Ist man auf der Piste unterwegs oder auf einer Skitour in eisigen Gefilden hat man immer wieder das Problem, das der Kalte Wind oder der Schnee einem ins Gesicht weht. Dies ist nach einiger Zeit recht unangenehm. Eine Mütze oder ein Helm kann leider nicht immer Abhilfe schaffen. Die Hersteller haben hier etwas entwickelt, was ein wenig an eine Sturmhaube erinnert. Die Skimaske sorgt dafür, dass der Bereich um die Augen, Nase und Mund vor der Kälte geschützt ist. Das Material ist sehr dünn, sorgt aber dafür, dass die Kälte nicht hindurchkommt. Ziel ist es, die Kälte von der empfindlichen Gesichtshaut fernzuhalten. Meist wird hier Polyester Mikro-Fleece verwendet, das zwar winddicht aber gleichzeitig auch atmungsaktiv ist. Alternativ gibt es die Skimaske auch aus Wolle oder aber bestimmten Mischfasern.

Nase, Mund und Augen blieben frei

Die Skimaske verfügt über eine Nasenöffnung, damit das Atmen erleichtert wird. Auch ein entsprechendes Mundloch ist vorhanden. Die Skimaske kann unter der Mütze oder aber auch unterm Skihelm getragen werden.
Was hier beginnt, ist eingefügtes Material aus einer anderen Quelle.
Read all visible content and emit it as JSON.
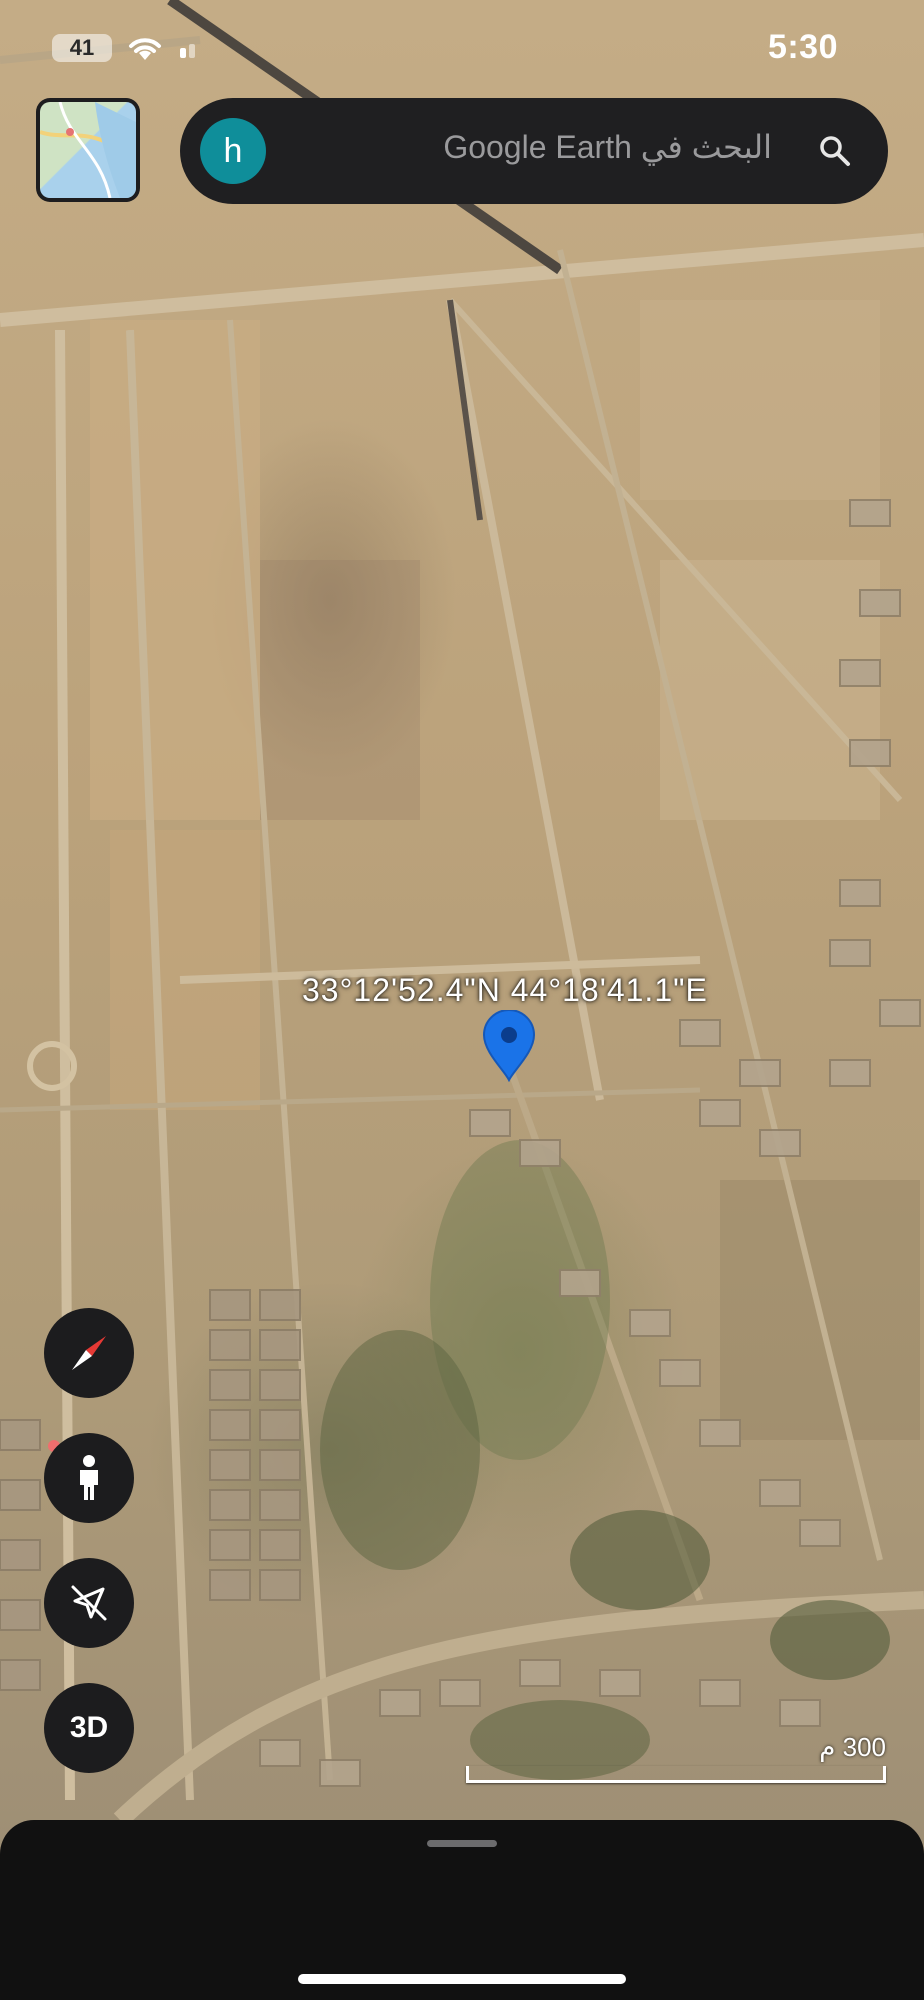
{
  "status_bar": {
    "time": "5:30",
    "battery": "41",
    "icons": [
      "wifi-icon",
      "signal-icon"
    ]
  },
  "top_bar": {
    "layer_thumbnail": "map-style-icon",
    "avatar_initial": "h",
    "search_placeholder": "البحث في Google Earth",
    "search_icon": "search-icon"
  },
  "map": {
    "coordinates": "33°12'52.4\"N 44°18'41.1\"E",
    "pin": "location-pin-icon",
    "scale_label": "300 م"
  },
  "controls": {
    "compass": "compass-icon",
    "street_view": "person-icon",
    "location": "location-off-icon",
    "view_mode_label": "3D"
  },
  "colors": {
    "pin": "#1a73e8",
    "avatar": "#0f8e9a",
    "control_bg": "#1c1c1e",
    "compass_red": "#e53935"
  }
}
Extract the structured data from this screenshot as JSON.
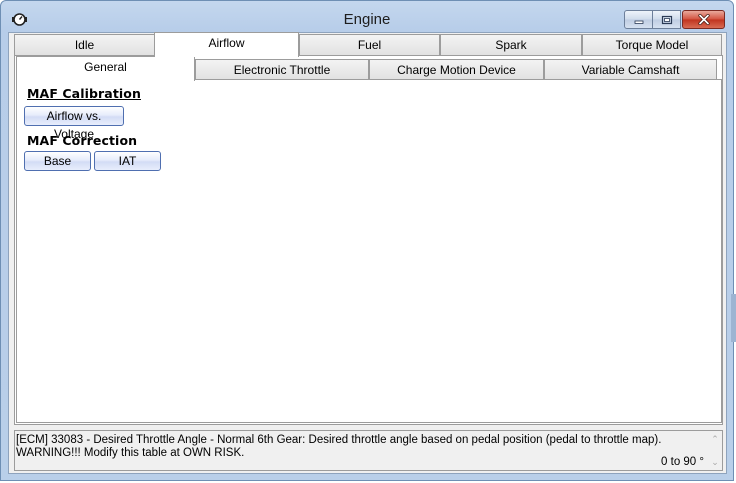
{
  "window": {
    "title": "Engine",
    "controls": [
      "minimize",
      "maximize",
      "close"
    ]
  },
  "outer_tabs": [
    {
      "label": "Idle",
      "active": false
    },
    {
      "label": "Airflow",
      "active": true
    },
    {
      "label": "Fuel",
      "active": false
    },
    {
      "label": "Spark",
      "active": false
    },
    {
      "label": "Torque Model",
      "active": false
    }
  ],
  "inner_tabs": [
    {
      "label": "General",
      "active": true
    },
    {
      "label": "Electronic Throttle",
      "active": false
    },
    {
      "label": "Charge Motion Device",
      "active": false
    },
    {
      "label": "Variable Camshaft",
      "active": false
    }
  ],
  "sections": {
    "maf_calibration": {
      "heading": "MAF Calibration",
      "buttons": [
        "Airflow vs. Voltage"
      ]
    },
    "maf_correction": {
      "heading": "MAF Correction",
      "buttons": [
        "Base",
        "IAT"
      ]
    }
  },
  "status": {
    "description": "[ECM] 33083 - Desired Throttle Angle - Normal 6th Gear: Desired throttle angle based on pedal position (pedal to throttle map). WARNING!!! Modify this table at OWN RISK.",
    "range": "0 to 90 °"
  },
  "icons": {
    "app": "gauge-icon",
    "minimize": "minimize-icon",
    "maximize": "maximize-icon",
    "close": "close-icon",
    "scroll_up": "chevron-up-icon",
    "scroll_down": "chevron-down-icon"
  },
  "colors": {
    "titlebar": "#b9cfe9",
    "close_button": "#c0331e",
    "button_border": "#4f6fb0"
  }
}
Dies ist durch den dünnen Stoff auch kein Nachteil, weil man durch die Skimaske nicht eingeengt wird. Die Skimaske gibt es in den unterschiedlichsten Farben und Formen. Man kann auch auf die entsprechenden Öffnungen für Mund und Nase verzichten, was allerdings den Luftaustausch beeinträchtigt.

Ein strapazierfähiges Material, das wertvolle Dienste leistet

Das Material ist dehnbar, daher sind meist Einheitsgrößen erhältlich. Man hat die Wahl zwischen einer einfachen Skimaske oder aber Skimasken, die mit einem Klettverschluss gesichert, und an den Kopf angepasst werden können. Die Skimaske hat einen weiteren Vorteil. Durch die Länge bzw. Größe kann zusätzlich auch noch der Nacken vor Kälte und Nässe geschützt werden, weil der Stoff hier entsprechend lang ist. So hat man neben einem Schal noch eine weitere Möglichkeit sich zu wärmen. Man wird bei einer Tour in kalten Gefilden recht schnell dankbar sein, wenn man eine Skimaske sein Eigen nennen kann.